Scratch the above a bit. Perhaps this is the way to go: We imagine ourselves in a category with a subcategory of M-maps and a subcategory of E-maps. The isomorphisms are precisely the maps which are both M and E. The M maps all are monic (though other maps may also be monic, for all I care about right now), and similarly the E maps all are epic. This category has (E; M) factorization. Furthermore, all pullbacks of M maps exist and are M, and all pushouts of E maps exist and are E. Finally, for each object X, we have a suitably monotonic bijection between the M-subobjects of X and the E-quotients of X. And this bijection interacts appropriately with the pullback/pushout structure (I’m not sure what the appropriate interaction is, exactly, but consider for example that an (M, E)-cospan has a pullback which can be computed purely by swinging the M map into an E-map, composing the two E-maps, then swinging this back into an M map, or also dually computed in the other way starting with swinging the E map. So we need to at least say these two processes result in the same object in the end, and also dually for (M, E) spans.)

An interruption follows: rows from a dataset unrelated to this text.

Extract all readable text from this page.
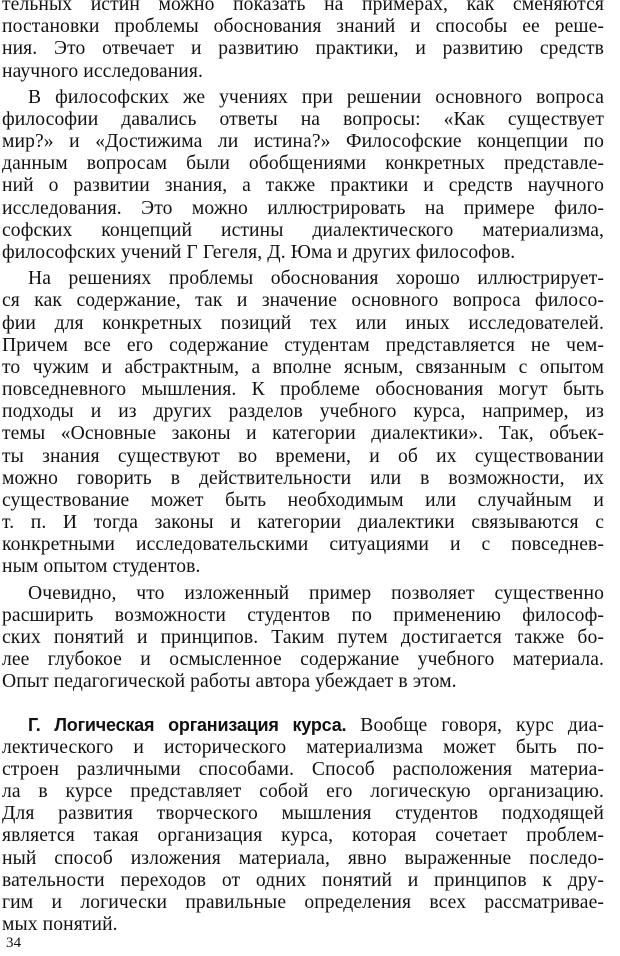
тельных истин можно показать на примерах, как сменяются
постановки проблемы обоснования знаний и способы ее реше-
ния. Это отвечает и развитию практики, и развитию средств
научного исследования.
В философских же учениях при решении основного вопроса
философии давались ответы на вопросы: «Как существует
мир?» и «Достижима ли истина?» Философские концепции по
данным вопросам были обобщениями конкретных представле-
ний о развитии знания, а также практики и средств научного
исследования. Это можно иллюстрировать на примере фило-
софских концепций истины диалектического материализма,
философских учений Г Гегеля, Д. Юма и других философов.
На решениях проблемы обоснования хорошо иллюстрирует-
ся как содержание, так и значение основного вопроса филосо-
фии для конкретных позиций тех или иных исследователей.
Причем все его содержание студентам представляется не чем-
то чужим и абстрактным, а вполне ясным, связанным с опытом
повседневного мышления. К проблеме обоснования могут быть
подходы и из других разделов учебного курса, например, из
темы «Основные законы и категории диалектики». Так, объек-
ты знания существуют во времени, и об их существовании
можно говорить в действительности или в возможности, их
существование может быть необходимым или случайным и
т. п. И тогда законы и категории диалектики связываются с
конкретными исследовательскими ситуациями и с повседнев-
ным опытом студентов.
Очевидно, что изложенный пример позволяет существенно
расширить возможности студентов по применению философ-
ских понятий и принципов. Таким путем достигается также бо-
лее глубокое и осмысленное содержание учебного материала.
Опыт педагогической работы автора убеждает в этом.
Г. Логическая организация курса. Вообще говоря, курс диа-
лектического и исторического материализма может быть по-
строен различными способами. Способ расположения материа-
ла в курсе представляет собой его логическую организацию.
Для развития творческого мышления студентов подходящей
является такая организация курса, которая сочетает проблем-
ный способ изложения материала, явно выраженные последо-
вательности переходов от одних понятий и принципов к дру-
гим и логически правильные определения всех рассматривае-
мых понятий.
34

We also have a zero object, with no nontrivial subobjects or quotient objects. If we are fortunate, it may be that from any A to B, there is at most one M-or-E-or-both map.

This should be enough structure to set up much of what we want with our partial monoids, while still allowing the possibility of having somewhat unique containments as illustrated by Ravi Vakli style diagrams.

Note that we can’t really in general hope to do everything the Ravi Vakli style diagrams do in terms of identifying subquotients, because these diagrams carry implications which are not in general valid. For example, these diagrams imply that if A, B, and C are subspaces of an ambient space, with A and B complementary, and A and C complementary, then B = C (not just as isomorphic spaces, but equal qua subspace). Since B and C will both be identified with the quotient by A, in a Ravi Vakli diagram. But this implication is not true in general, because of failure of distributivity in lattices of subspaces.

I know the above is unreadable. I like to take notes for my own purposes, that only I know how to read. This blog is for me, it’s not for you. I’ll do the blog for you to read later.